コテが原因でおこる変色「コテサビ」とは?|外断熱塗り壁工法(2022年3月追記)
「コテサビ」とは?
今回は「コテサビ」の話です。
コテサビというのは、鉄などの鋼製のコテで塗り壁を仕上げると、壁の表面に鉄粉が付着し、半年くらい経ってから鉄粉が徐々にサビて広がり黄褐色の色むらとなってあらわれる現象です。
もらいサビとは違う?
上の写真がコテサビの写真です。
もらいサビも同じような色むらになりますが、最初からサビているので塗った直後に現れます。
それと比較すると、コテサビはすぐに現れず半年後くらいに出てきます。
ひどくサビたコテを使って実験すると、下の写真のように狭い範囲でも塗った直後から色がはっきりわかります。
ステンレス製のコテだったら良いのか?
ちなみに、上の実験で使った「ひどくサビたコテ」というのは、実はステンレス製。
ステンレスはサビに強いイメージですが、メンテナンスを怠って表面が傷んだり、マルテンサイト系のステンレスなどでは、サビてしまうことがありますのでご注意を。
↓さすがにこんなコテを実際は使いませんが(笑)
コテサビを防ぐためには?
道具の手入れをきちんとされている一般的な左官業者さんであれば、ステンレス製のコテ(できたらマルテンサイト系以外のステンレス)を使用すれば、コテサビの発生は防げるでしょう。
そのため「傷みのないステンレス製のコテの使用」が大切です。
反対に、ステンレス製であっても傷みがあるものや、鉄製・鋼製のコテの使用はコテサビの原因となりますので、フィニッシュコートの施工時には使用されないようご注意ください。
左官業者さんの認知度は?
コテを販売されている会社のHPなどにも、
「一般的な鋼製の鏝を使用すると、作業中微量に混入する鉄分が酸化し、シミ(サビ)の原因となる可能性があります。」
という注意書きがみられるなど、左官業界でご存知の方も多いかと思われます。
ただ全体的にはまだ認知度が高いとはいえませんので、周知していただけましたら幸いです。
もらいサビとは?
「『コテサビ』は『もらいサビ』とは違い原因により発生する」ということをお話しましたが、それでは「もらいサビ」とはどういうものでしょうか。
例えばこちらの自転車。
使っている間に雨に当たってしむこともあり、ついつい外に放置してしまった結果、いつの間にかサビてしまっていた…という経験をお持ちの方も少なくないのではないでしょうか。
「もらいサビ」とは、このように他で発生したサビが雨や風の影響によって、別の物に移ってしまう状態のことを言います。
自転車以外にも
・脚立
・ホース
・スコップ など、金属を含むものは要注意です。
最近の住宅では、インナーガレージつき、土間収納を広めにとった間取りなどが多く見られますが、それでもついつい外に物を置きっぱなしにしてしますこと、ありますね。

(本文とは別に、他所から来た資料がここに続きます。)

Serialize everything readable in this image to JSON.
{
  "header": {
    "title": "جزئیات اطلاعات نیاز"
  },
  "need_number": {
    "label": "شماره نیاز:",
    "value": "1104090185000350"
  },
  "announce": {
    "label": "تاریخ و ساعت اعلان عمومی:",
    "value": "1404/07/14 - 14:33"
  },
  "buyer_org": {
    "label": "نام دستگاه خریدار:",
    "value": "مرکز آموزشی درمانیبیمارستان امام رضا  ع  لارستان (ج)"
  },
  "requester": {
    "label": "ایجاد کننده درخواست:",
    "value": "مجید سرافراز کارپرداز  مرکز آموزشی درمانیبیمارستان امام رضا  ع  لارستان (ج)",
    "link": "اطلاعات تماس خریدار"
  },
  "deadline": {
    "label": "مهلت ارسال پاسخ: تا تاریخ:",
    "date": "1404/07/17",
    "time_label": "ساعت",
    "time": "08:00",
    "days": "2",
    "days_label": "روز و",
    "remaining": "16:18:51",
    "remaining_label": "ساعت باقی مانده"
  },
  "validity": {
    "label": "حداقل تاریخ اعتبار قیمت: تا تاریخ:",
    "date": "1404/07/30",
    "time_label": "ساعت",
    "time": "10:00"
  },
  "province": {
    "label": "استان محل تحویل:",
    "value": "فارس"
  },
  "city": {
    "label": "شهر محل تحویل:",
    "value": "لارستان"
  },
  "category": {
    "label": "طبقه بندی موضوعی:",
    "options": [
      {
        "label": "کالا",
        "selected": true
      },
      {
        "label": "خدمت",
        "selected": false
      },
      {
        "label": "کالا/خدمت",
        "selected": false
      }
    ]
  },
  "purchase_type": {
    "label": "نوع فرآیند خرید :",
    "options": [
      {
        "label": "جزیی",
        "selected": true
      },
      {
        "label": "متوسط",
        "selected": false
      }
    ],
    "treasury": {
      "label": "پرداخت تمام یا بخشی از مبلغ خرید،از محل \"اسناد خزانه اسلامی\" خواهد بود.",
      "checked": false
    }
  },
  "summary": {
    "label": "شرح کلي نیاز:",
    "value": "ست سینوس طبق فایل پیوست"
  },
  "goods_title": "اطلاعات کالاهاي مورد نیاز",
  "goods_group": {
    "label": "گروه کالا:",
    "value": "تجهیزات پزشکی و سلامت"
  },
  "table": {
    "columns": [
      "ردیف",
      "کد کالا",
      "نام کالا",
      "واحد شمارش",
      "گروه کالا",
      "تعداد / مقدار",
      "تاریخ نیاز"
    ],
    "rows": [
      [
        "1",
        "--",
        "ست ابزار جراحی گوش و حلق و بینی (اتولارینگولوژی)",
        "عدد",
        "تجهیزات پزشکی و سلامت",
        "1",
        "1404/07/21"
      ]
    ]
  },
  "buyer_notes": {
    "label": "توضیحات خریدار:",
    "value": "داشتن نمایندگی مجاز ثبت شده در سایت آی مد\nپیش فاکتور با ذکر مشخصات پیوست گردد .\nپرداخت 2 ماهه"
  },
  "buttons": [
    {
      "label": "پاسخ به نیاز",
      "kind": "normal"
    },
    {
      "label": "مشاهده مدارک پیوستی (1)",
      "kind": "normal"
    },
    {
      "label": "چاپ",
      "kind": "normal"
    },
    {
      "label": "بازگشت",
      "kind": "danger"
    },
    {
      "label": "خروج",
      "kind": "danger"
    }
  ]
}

壁へのもらいサビを防いで塗り壁の美しさを保つために、サビやすい物はできるだけ外壁の側に置かないよう気をつけましょう。
サビを落とす方法はある?
サビが出てしまった場合はどうしたらよいのでしょうか。
オメガジャパンがおすすめしているクリーナーがあります。
「リムロクリーンF」という薬剤を使用すると、もらいサビなどの小さなサビは落とすことが可能です。
※一般販売はしていません
外壁のサビ
薄めた洗浄液つけて、ナイロンブラシで軽くこする
水で洗い流す
洗浄後
なおコテサビによる色むら広範囲に及ぶ場合、内部に原因がある場合は、こちらの洗浄方法では対応が難しくなります。
なによりサビが発生しないよう、道具のお取扱い、住みはじめてからの物の置き場にご注意お願いいたします。